Ring road saga leaves some sour

Post date: Sep 13, 2010 4:24:32 AM


September 11, 2010

Frustration is in the driver’s seat for many still awaiting the stalled southwest ring road.

About 300 people showed up to a panel discussion Saturday looking for new developments to the ongoing ring road saga, but many, clearly frustrated at the seemingly never-ending process, said they left with little more information than they arrived with.

Longtime Lakeview resident Bill Snowdon said “rhetoric” surrounding plans, proposals and last year’s kiboshed deal, has been much the same for years.

And while there will be community open houses in late November, the 81-year-old, scoffed he’s not optimistic a plan will be acted on any time soon.

“I’m not going to live that long,” he said.

Last year, the Tsuu T’ina First Nation backed out of a plan inked with the province that would have seen the ring road cut through reserve land after a community referendum didn’t back it.

Since then, a joint planning study looked at other options, which could include a route along 37 St. S.W. through Lakeview from Glenmore Tr. to 37 St. S.W. to accommodate the potential eight-lane freeway.

While it is to be complete next fall, area MLA Alison Redford said open houses set to garner community input will allow citizens to look at engineers’ ideas and start a discussion towards viable solutions.

“I want to fix the problem,” she told the crowd at the Lakeview Baptist Church.
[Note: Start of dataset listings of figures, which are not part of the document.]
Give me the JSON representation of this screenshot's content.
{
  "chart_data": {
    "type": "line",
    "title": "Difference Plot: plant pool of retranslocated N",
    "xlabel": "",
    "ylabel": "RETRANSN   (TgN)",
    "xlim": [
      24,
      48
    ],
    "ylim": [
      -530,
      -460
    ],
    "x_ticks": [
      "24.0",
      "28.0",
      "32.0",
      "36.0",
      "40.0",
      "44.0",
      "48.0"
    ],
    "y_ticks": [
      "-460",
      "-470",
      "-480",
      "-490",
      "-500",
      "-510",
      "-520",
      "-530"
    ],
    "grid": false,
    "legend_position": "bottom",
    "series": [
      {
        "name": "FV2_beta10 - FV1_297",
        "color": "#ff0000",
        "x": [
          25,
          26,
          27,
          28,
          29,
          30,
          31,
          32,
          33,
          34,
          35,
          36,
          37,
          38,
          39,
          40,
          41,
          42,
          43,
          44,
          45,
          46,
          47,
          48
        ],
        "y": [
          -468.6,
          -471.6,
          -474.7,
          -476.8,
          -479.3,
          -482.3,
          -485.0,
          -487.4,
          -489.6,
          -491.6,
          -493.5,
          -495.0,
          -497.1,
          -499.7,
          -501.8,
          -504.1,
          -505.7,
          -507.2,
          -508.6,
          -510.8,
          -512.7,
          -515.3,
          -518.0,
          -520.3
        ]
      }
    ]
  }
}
“This is not intended to hurt the community, to destroy this community — if the community doesn’t agree with it we won’t do it.”

She said she is optimistic open houses, where citizens will be able to see engineers’ proposed plans, will be a beginning of constructive discussions.

“I fully expect some will be ridiculous — until we see those designs it will be difficult to take the discussion any further,” Redford said.

Residents of Lakeview have raised concerns hundreds of homes could be levelled to make way for a ring-road down 37 St. S.W. across the Weaselhead, although the province’s transportation minister has said that’s unlikely.

Community Association president, Duncan Kent said people want answers and fears allayed.

“People want to know what the province is planning,” he said.

“There is a lot of uncertainty, and fear and doubt.”

Redford said the idea of working with Tsuu T’inna to make the plan happen has not been ruled out but the nation will have to make the first move.

The province is aiming to have the full ring road completed by 2015.